One reason expanded trade with the U.S. won’t make a huge difference for Cuba is that the U.S. embargo currently barring most trade is unilateral – so Cuba is already doing business with the rest of the world, and has established trade relationships. Second, the bulk of Cuba’s exports are commodities that trade on a global market, meaning that U.S. demand for those commodities already affects demand for its exports, even if they aren’t sold directly to the U.S.
If Cuba were the world’s only producer of iPhones, for example, and was suddenly presented with the opportunity to sell them to a few hundred million new customers in one of the world’s richest countries, it would be big economic news. But it doesn’t work the same way for raw sugar and fruit juice.
Another problem facing Cuba: Currently there’s a global supply glut in the country’s two chief exports: raw sugar and refined petroleum products.

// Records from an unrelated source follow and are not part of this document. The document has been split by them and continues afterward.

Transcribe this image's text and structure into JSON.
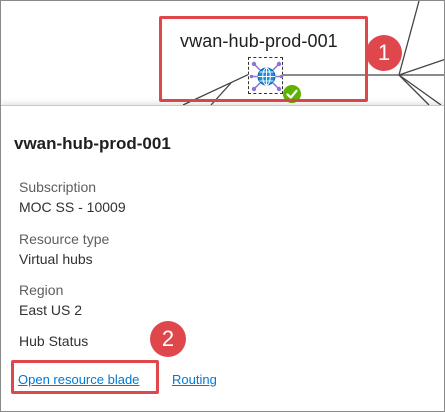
{
  "topology": {
    "hub_title": "vwan-hub-prod-001",
    "hub_icon": "globe-icon",
    "status_icon": "checkmark-icon",
    "status_color": "#5db300"
  },
  "callouts": {
    "one": "1",
    "two": "2",
    "color": "#e0474c"
  },
  "panel": {
    "title": "vwan-hub-prod-001",
    "fields": [
      {
        "label": "Subscription",
        "value": "MOC SS - 10009"
      },
      {
        "label": "Resource type",
        "value": "Virtual hubs"
      },
      {
        "label": "Region",
        "value": "East US 2"
      },
      {
        "label": "Hub Status",
        "value": ""
      }
    ],
    "links": {
      "open_resource_blade": "Open resource blade",
      "routing": "Routing"
    },
    "link_color": "#0078d4"
  }
}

Sugar prices have tumbled in recent years as a result of oversupply, which is terrible news for Havana, because it makes up more than 25 percent of Cuba’s total exports.
The news isn’t much better for petroleum products. Along with the price of crude oil, prices of refined petroleum products (gasoline, kerosene, aviation fuel) have been tumbling on global markets due to increased supply and weak demand. That market makes up another 15 percent of all Cuban exports.
Cuba’s third largest export is nickel matte, and sadly, there’s little for Havana to cheer about there, either. Again, it’s a global commodity, and even if increased direct trade with the U.S. made a difference, it wouldn’t be much. The U.S. imported about $2.5 million worth of nickel matte in 2010, accounting for about 0.03 percent of global demand.
To add insult to injury, the world’s largest exporter of nickel matte, Canada, is the U.S.’s largest trading partner.
Surely U.S. cigar aficionados and rum drinkers will give a boost to those two Cuban industries – but given that Cuba already exports both products globally, the increase in sales would likely be relatively small on a percentage basis.
Possibly the biggest economic benefit to Cuba from a restructured relationship with the United States would be the potential increase in tourism. Still, it’s important to remember that the travel restrictions the U.S. imposed were unilateral. Cuba has been welcoming tourists from almost every other nation on earth for the past 50 years, so it’s not as if there’s no tourism sector in the country.
The proximity of Cuba to the U.S. could drive significant tourism to the island, whose dollars would undoubtedly boost the Cuban economy. Some U.S. developers are already, no doubt, wondering when and if the Cuban government would be interested in allowing a few luxury U.S. resort hotels to open on the island.
Even if that happened, though, cruise ships and planes full of spring breakers aren’t enough to support much more than a lot of low-paying service sector jobs – just as in the rest of the Caribbean.